Parents and caregivers of young children are most at risk of CMV infection, which is why if you’re pregnant and already have a child under 5, it’s important to stay informed. But because it’s so widespread, it can affect anyone.
“There are certain communities that are disproportionately affected,” notes Dr. August.
“Communities of color and communities of lower socioeconomic status have a higher risk and burden of having children infected with CMV. In fact, if you’re a baby born in those communities, you have twice the risk of being infected with CMV.” The reasons why are multifactorial, she notes, but could be related to living in more densely populated areas.
If a baby is diagnosed with congenital CMV infection at birth, an antiviral medication (most likely valganciclovir) may be prescribed to help improve hearing and reduce long-term developmental impacts. However, valganciclovir can have serious side effects.
The CDC notes that it has only been studied in infants with signs of CMV infection, so it’s not safe for use as a preventive measure in other cases.
Moderna currently has a CMV vaccine candidate undergoing a Phase III clinical trial. A vaccine may help prevent CMV infection in pregnant women and infants and reduce the risk of an infant contracting congenital CMV.
The trial is ongoing, says Dr. August, and is being tested on women of childbearing age who are not currently pregnant. If you’re interested in being part of the trial, you can check your eligibility here.
In the meantime, good hygiene practices are the best prevention against CMV. Here are precautions to take, especially if you’re pregnant:
Wash your hands often. Aim to use soap and water for at least 15 seconds, especially after coming into contact with young children’s diapers, saliva or tears.

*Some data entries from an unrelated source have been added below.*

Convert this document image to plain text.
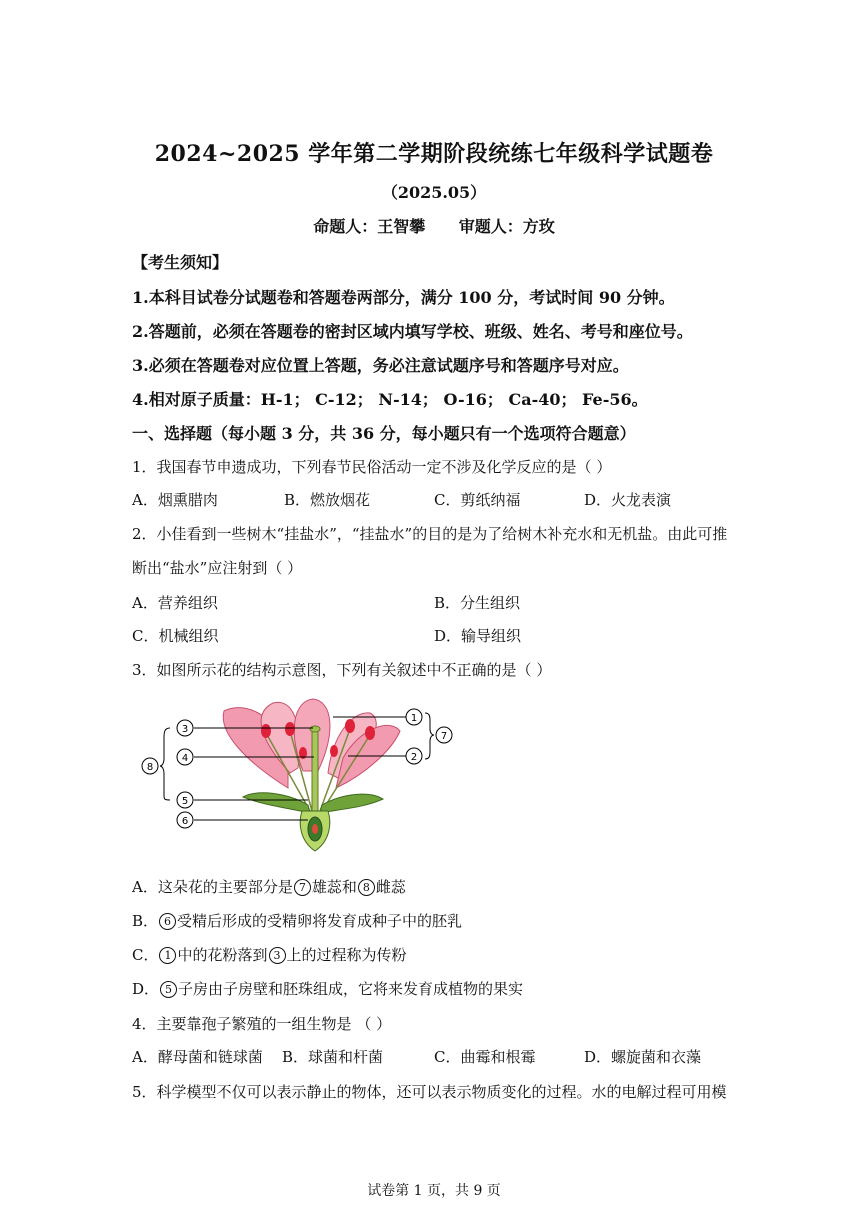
2024~2025 学年第二学期阶段统练七年级科学试题卷
（2025.05）
命题人：王智攀 审题人：方玫
【考生须知】
1.本科目试卷分试题卷和答题卷两部分，满分 100 分，考试时间 90 分钟。
2.答题前，必须在答题卷的密封区域内填写学校、班级、姓名、考号和座位号。
3.必须在答题卷对应位置上答题，务必注意试题序号和答题序号对应。
4.相对原子质量：H-1； C-12； N-14； O-16； Ca-40； Fe-56。
一、选择题（每小题 3 分，共 36 分，每小题只有一个选项符合题意）
1．我国春节申遗成功，下列春节民俗活动一定不涉及化学反应的是（ ）
A．烟熏腊肉	B．燃放烟花	C．剪纸纳福	D．火龙表演
2．小佳看到一些树木“挂盐水”，“挂盐水”的目的是为了给树木补充水和无机盐。由此可推
断出“盐水”应注射到（ ）
A．营养组织	B．分生组织
C．机械组织	D．输导组织
3．如图所示花的结构示意图，下列有关叙述中不正确的是（ ）
3
4
5
6
8
1
2
7
A．这朵花的主要部分是 7 雄蕊和 8 雌蕊
B． 6 受精后形成的受精卵将发育成种子中的胚乳
C． 1 中的花粉落到 3 上的过程称为传粉
D． 5 子房由子房壁和胚珠组成，它将来发育成植物的果实
4．主要靠孢子繁殖的一组生物是 （ ）
A．酵母菌和链球菌 B．球菌和杆菌	C．曲霉和根霉	D．螺旋菌和衣藻
5．科学模型不仅可以表示静止的物体，还可以表示物质变化的过程。水的电解过程可用模
试卷第 1 页，共 9 页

Avoid direct contact with a child’s tears and saliva. That may mean kissing your child on their head or forehead instead of on their lips.
Don’t clean your child’s pacifier by putting it in your mouth. You’re aiming to avoid contact with their saliva.
Avoid sharing food or utensils or drinking out of the same glass as others. Using the same straws or utensils—or toothbrush—can spread CMV.
Thoroughly clean toys, countertops and changing tables. Anywhere that could have come into contact with young children’s saliva or urine.
A note from Motherly
Learning about CMV can be distressing, especially if you’re currently pregnant and already worried about keeping yourself and your child safe from other infections or illnesses.
“Just don’t be bashful about getting educated about the virus and ways to decrease your risk of transmitting the virus,” says Dr. August. And don’t be afraid to ask your healthcare provider about CMV. Gathering the facts and learning about how to reduce your risk is a key part of staying healthy.